Le procès n’a pas eu lieu et le tribunal a même annulé la procédure, donnant raison aux avocats de la défense, se prévalant de la Convention européenne des droits de l’Homme. Elle prévoit que « toute personne a droit à ce que sa cause soit entendue équitablement, publiquement et dans un délai raisonnable ».

Sept ans entre la garde à vue et la mise en examen

Les faits reprochés remontent aux années 1994-1997. La CGT, qui a pris les commandes du CCE d’Air France a déposé plainte en 2000, audit à l’appui, pour escroquerie et abus de confiance contre ses prédécesseurs du syndicat FO. Les soupçons portaient sur des surfacturations à l’achat de résidences en temps-partagé et sur un licenciement arrangé qui aurait permis l’octroi d’une indemnité confortable à son bénéficiaire.
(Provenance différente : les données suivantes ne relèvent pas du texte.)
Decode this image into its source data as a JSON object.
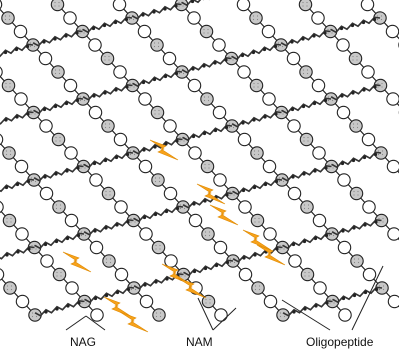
{
  "labels": {
    "nag": "NAG",
    "nam": "NAM",
    "oligopeptide": "Oligopeptide"
  },
  "colors": {
    "background": "#ffffff",
    "strand": "#222222",
    "nag_fill": "#ffffff",
    "nam_fill": "#c8c8c8",
    "lightning": "#f7a21b",
    "peptide": "#333333"
  },
  "icons": {
    "nag": "white-circle",
    "nam": "gray-shaded-circle",
    "peptide": "twisted-chain-crosslink",
    "lysozyme_cut": "lightning-bolt"
  }
}
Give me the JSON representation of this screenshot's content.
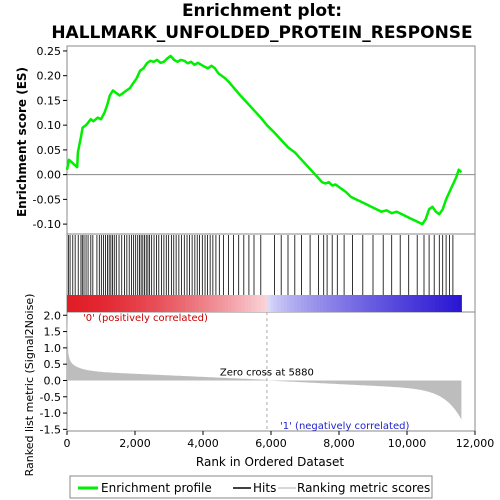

Le CE gérait alors les loisirs et la restauration des 40 000 salariés d’alors, avec un budget annuel de 500 millions de francs (soit 76 millions d’euros), à l’époque.

L’information judiciaire, ouverte à Bobigny en 2000, a vu passer plusieurs juges d’instruction successifs, des commissions rogatoires ont été délivrées en Espagne (infructueuse), en Autriche, mais pas à grand pas, selon l’historique de la défense. « Sept ans se sont écoulés entre la garde à vue de mon client en 2005 et sa mise en examen en 2012, et de 2012 à 2016, il n’a été interrogé qu’une fois par le magistrat instructeur », pointe Me Dominique Inchauspé, conseil du prévenu octogénaire.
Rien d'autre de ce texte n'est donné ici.